Warhammer: Vermintide 2 releases in a few days and, like the first Vermintide, promises to please both Warhammer and Left 4 Dead fans. The first game wowed many gamers partially because, according to the developers, the studio was able to control the release date and work on the game until it was polished. The opposite is true of one of the studio’s more underwhelming game: Escape Dead Island.
Game Watcher recently sat down with the CEO Martin Wahlund of Fatshark regarding the quality of Escape Dead Island, and he had some choice words:
Regarding Escape Dead Island, and Vermintide 2, the key thing as a developer is to control your release date. When you don’t, you might end up releasing games that might not be at the quality you’d like. For many developers that’s super hard. They can get financial investors who want a return of their money, a publisher who has put a lot of money into marketing at a certain point when they expect the game to be done, or they could just run out of money.
It’s actually a rare thing where you can control your release date! When you run with a publisher – and this is not blaming any publishers! – they’re spending a lot of money on the project. They have a maximum budget they want to spend over a risk/reward scenario, they have a marketing budget and maybe they’ve started spending it already, and there are a lot of internal politics at publishers as well. The marketing department might have a slot because they have a report from the management regarding the fiscal year ending or something, and they want to get the game out before then. There’s a lot of stuff like that when you’re dealing with publishers, and these kinds of events can effect the quality of some games.
Not specifically referring to anyone regarding Escape Dead Island of course!
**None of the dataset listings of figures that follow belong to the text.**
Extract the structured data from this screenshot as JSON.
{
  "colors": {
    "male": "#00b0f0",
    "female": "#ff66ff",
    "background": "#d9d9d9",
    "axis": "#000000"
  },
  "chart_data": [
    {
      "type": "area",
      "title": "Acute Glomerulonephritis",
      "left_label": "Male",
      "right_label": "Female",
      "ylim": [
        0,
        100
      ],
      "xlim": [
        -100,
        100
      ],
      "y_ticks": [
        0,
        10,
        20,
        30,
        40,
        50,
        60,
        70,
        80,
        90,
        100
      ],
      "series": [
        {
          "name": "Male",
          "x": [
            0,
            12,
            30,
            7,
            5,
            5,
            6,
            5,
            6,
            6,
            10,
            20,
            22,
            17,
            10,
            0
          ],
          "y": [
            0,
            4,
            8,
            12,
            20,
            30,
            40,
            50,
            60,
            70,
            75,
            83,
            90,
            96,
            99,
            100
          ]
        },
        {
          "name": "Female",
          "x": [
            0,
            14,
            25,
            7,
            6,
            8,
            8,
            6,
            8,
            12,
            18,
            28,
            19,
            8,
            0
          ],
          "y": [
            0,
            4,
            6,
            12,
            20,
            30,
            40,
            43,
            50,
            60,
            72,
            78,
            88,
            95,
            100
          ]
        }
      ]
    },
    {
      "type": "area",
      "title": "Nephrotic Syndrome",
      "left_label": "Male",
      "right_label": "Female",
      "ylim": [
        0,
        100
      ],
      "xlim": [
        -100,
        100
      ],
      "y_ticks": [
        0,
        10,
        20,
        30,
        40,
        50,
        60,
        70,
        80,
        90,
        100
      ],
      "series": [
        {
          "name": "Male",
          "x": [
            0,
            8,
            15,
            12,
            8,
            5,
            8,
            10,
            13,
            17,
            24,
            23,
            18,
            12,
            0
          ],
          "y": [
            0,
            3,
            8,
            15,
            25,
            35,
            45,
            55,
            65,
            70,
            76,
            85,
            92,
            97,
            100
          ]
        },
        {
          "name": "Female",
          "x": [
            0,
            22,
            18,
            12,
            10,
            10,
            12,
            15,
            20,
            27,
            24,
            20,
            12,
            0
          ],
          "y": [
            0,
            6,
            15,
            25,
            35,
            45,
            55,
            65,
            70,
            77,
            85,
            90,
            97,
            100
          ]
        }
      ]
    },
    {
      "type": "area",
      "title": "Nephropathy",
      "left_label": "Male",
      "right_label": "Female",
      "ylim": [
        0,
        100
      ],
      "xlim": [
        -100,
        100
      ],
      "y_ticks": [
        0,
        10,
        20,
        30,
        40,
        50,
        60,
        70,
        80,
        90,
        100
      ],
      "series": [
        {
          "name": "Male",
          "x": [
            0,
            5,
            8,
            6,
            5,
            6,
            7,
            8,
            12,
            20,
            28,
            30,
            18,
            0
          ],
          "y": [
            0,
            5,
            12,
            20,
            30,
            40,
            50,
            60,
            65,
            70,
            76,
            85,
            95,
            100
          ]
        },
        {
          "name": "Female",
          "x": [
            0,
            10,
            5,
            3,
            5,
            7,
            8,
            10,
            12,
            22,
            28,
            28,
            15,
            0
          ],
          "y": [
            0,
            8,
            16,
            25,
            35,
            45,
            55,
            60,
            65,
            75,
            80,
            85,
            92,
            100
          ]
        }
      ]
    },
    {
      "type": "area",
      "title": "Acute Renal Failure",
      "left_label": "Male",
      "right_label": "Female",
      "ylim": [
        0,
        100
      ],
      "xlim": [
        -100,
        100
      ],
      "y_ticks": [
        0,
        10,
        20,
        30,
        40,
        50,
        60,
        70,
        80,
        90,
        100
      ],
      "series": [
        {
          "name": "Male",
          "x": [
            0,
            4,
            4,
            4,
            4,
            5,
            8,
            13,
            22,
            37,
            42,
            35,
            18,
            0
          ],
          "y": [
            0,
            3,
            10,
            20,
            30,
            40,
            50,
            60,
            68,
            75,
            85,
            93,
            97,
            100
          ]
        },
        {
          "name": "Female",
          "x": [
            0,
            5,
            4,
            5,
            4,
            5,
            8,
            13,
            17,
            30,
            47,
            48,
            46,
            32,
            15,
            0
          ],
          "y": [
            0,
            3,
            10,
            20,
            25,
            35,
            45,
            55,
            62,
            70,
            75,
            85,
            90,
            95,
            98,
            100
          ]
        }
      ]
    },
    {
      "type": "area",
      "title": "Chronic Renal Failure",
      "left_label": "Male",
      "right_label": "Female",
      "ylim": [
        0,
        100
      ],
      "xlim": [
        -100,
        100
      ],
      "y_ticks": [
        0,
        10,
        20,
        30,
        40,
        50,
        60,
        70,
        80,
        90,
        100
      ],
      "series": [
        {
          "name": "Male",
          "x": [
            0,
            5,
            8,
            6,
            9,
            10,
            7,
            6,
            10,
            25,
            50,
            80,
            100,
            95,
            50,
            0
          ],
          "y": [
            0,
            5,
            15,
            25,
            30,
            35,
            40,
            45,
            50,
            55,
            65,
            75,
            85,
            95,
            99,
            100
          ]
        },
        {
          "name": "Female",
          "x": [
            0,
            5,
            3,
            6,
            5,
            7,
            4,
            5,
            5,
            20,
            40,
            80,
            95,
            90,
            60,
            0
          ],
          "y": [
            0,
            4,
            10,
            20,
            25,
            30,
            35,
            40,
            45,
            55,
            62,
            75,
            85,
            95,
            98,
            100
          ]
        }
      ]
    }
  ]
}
According to Wahlund, many of Escape Dead Island’s problems can be sourced to a rushed development cycle. Publisher Deep Silver wanted the game out by a specific date, and Fatshark had to oblige. The developers weren’t given enough time to polish the game, resulting in a sub-par product. However, Vermintide and Vermintide 2 are self-published games, which allowed Fatshark to push back the release date when they required extra work.
Many gamers these days complain about video games releasing in buggy, unfinished states. While extra time can definitely help developers polish their games, occasionally games are flawed mechanically and no amount of polish will ever fix them. Other times, a studio simply lacks the talent to make a good game, let alone polish it. In Wahlund’s case, though, Fatshark is definitely filled with talented individuals capable of making good games, Vermintide chief among them. With the exception of Escape Dead Island, Fatshark has self-published its entire library of games, and all them were better received than Escape Dead Island. While this might not apply to all developers, controlling the release date of a game seems to only help Fatshark.
Warhammer 2: Vermintide releases March 8th for the PlayStation 4, PC, and Xbox One.